對着兩個心腹,陳貴暗暗點點頭,這二人,一個掌管着三班衙役,一個統領戶房,可以說最有權力和最肥的兩個位置,都在自己人掌控之下,也就是在自己的掌握之中,這兩人不是外人,陳貴開門見山地說:「好了,說正事吧,那新任的陸縣令雖說病垮了,不過他正值壯年,又不是什麼大病,很快就好的,只怕到時屁股還沒有坐熱又得退下來了,你們想想,有什麼辦法?」
曹虎臉上橫肉一抖,壓低聲音說:「一不做,二不休,我們乾脆找個機會把他幹了,再把這事嫁禍給附近的山賊,神不知鬼不覺。」
「用下腦子,別整天都想着那事」陳貴有些鬱悶地說:「陳某倒不希望上面派一個官油子上任,那我們就被動了,這個新上任的縣令其實還不錯,這話以後不要再說,再說縣令被害,那可是震驚朝廷的大事,一時不着,我們可以滿門抄斬的。」
陳貴想得清楚,自己僅僅是一個秀才,連舉人還不是,更別說進士什麼的,這就說明,縣丞一職,自己算是走到了盡頭,那縣官大老爺坐的大椅怎麼也輪不到自己,不過樣的也好,碰上陸皓山這類沒有經驗的「雛」,那是最好控制和蒙蔽的,必要時候,還要護住他,至於幹掉他取而代之的事從來沒想過。

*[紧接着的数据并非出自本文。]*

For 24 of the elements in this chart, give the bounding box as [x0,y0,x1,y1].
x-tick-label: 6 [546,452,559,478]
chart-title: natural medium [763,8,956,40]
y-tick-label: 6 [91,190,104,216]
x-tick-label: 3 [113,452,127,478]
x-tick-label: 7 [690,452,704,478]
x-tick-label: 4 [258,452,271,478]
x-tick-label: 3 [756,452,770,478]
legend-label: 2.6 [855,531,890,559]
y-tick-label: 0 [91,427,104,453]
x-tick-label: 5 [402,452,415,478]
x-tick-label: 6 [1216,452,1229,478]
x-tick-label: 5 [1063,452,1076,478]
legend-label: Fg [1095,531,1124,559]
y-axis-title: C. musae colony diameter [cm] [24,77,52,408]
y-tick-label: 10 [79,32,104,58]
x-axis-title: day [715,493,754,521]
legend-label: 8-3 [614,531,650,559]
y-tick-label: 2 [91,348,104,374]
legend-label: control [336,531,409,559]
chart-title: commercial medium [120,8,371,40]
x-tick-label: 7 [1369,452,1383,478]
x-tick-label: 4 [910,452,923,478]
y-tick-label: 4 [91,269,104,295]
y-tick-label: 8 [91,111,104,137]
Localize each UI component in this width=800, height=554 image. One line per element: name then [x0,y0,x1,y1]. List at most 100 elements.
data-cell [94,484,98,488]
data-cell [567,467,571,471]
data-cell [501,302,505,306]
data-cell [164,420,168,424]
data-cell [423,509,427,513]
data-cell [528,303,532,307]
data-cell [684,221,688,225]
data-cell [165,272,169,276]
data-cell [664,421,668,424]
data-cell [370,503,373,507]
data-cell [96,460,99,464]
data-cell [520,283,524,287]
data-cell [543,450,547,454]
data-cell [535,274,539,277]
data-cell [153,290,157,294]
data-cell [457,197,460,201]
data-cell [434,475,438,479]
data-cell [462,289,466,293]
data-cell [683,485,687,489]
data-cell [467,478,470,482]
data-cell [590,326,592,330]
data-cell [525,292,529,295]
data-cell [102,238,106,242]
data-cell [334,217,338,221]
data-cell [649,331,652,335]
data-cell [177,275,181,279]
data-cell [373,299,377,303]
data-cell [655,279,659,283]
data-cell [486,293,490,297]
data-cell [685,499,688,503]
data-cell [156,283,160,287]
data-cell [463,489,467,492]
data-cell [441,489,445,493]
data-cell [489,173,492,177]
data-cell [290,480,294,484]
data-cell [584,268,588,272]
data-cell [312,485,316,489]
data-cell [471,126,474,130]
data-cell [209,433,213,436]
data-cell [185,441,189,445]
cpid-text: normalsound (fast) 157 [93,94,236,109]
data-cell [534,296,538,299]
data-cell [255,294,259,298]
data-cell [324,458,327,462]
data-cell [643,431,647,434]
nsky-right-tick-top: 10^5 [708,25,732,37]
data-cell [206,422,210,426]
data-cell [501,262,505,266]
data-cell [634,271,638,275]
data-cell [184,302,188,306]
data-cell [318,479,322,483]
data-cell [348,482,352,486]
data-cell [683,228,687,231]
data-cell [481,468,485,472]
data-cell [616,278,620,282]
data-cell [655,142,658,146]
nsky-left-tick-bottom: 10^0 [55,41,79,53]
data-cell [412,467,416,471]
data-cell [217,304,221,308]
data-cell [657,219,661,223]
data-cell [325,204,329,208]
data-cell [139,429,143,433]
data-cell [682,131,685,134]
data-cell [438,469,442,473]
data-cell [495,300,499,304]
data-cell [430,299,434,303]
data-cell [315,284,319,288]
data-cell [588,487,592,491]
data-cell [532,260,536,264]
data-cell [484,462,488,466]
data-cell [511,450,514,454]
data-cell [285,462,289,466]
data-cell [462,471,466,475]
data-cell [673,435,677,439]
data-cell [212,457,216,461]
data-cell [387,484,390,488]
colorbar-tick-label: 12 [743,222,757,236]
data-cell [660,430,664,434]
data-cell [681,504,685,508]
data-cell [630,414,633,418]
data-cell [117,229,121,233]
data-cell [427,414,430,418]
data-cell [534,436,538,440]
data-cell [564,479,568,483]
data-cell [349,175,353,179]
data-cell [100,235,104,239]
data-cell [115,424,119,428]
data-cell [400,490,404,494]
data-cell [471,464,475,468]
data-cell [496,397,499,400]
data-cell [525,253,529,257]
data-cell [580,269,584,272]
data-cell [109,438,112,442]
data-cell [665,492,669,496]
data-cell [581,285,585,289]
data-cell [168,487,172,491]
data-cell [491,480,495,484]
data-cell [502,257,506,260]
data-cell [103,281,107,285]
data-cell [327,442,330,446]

那錦衣衛可不是吃素的,一旦讓他們盯上,九條命都不夠死。
周大源眯着小眼睛,道出他的哲學:「大人,人生在世,不過名利二字,再引申得再細一點,一為錢銀,二為女人,我們這位新上任的陸大人,身邊只有一個長隨,連貼身婢女都沒一個,很大可能出自寒門或家道中道,還沒有體會到人生的種種美好,大人可以投之以色,誘之以利,待之以寬,肯定會被大人所用。」
「對,年少氣盛,最缺乏定力,周司吏此計我看可行。」曹虎也點頭表示同意。
「不錯」陳貴點點頭說:「這主意妙,現在他病倒,正是一個籠絡他的大好時機,不過太明顯也不好,引起他內心的牴觸,只能循序漸進,大源,你心思縝密,辦事穩妥,此事就由你來安排。」
周大源連忙應道:「是,大人。」
吩咐完周大源,陳貴扭頭對曹虎說:「曹虎,讓你的手下盯緊點,現在年境不好,那些流民餓急了,什麼都幹得出來,對了,一定要嚴防陌生人在我們江油搞小動作,別的地方出事我們管不着,這江油縣的一畝三分地就是我們飯碗、我們的根,有空多巡一下,甲長里正也要吩咐他們盯緊了,別讓那些別有用心的人在我們這裏搞風搞雨,真是出了事,你我人頭都不保。」
「是,陳哥,我曉得了。」曹虎也知事態嚴重,一臉正色地點點頭。
明朝自太祖以後,對待官員不是一般的苛刻,除了俸祿微薄,責罰方面也不留情,動不動就一擼到底,在砍頭方面也毫不手軟,最著名的就是戴罪行職,那是洪武繼「空印案」、「郭桓案」、「胡惟庸案」和「藍玉案」四大案後,朝廷官員空缺,官員犯罪了,先不殺不關,不過也沒有自由,讓錦衣衛監視,給罪官戴上手銬腳鐐去辦事,洪武年間經常會出現這樣的事:上面坐着的官員被拷得死死的,但還是驚堂木一拍,給下面跪着的官員判處死刑,然後再被錦衣衛牽着帶到牢裏,等着下一個和他一樣的官員判自己,而現任皇帝祟禎性多疑,哪個地方一出事,不由分說就像割韭菜一樣割下一大撥。
說是不怕,那絕對是假的。
就在三人商議怎麼對付陸皓山時,而陸皓山還是半躺着床上,一邊品着上好的雨前龍井,一邊吃着官員們送來的精美糕點,悠閒自在,哪有半分苦悶之色。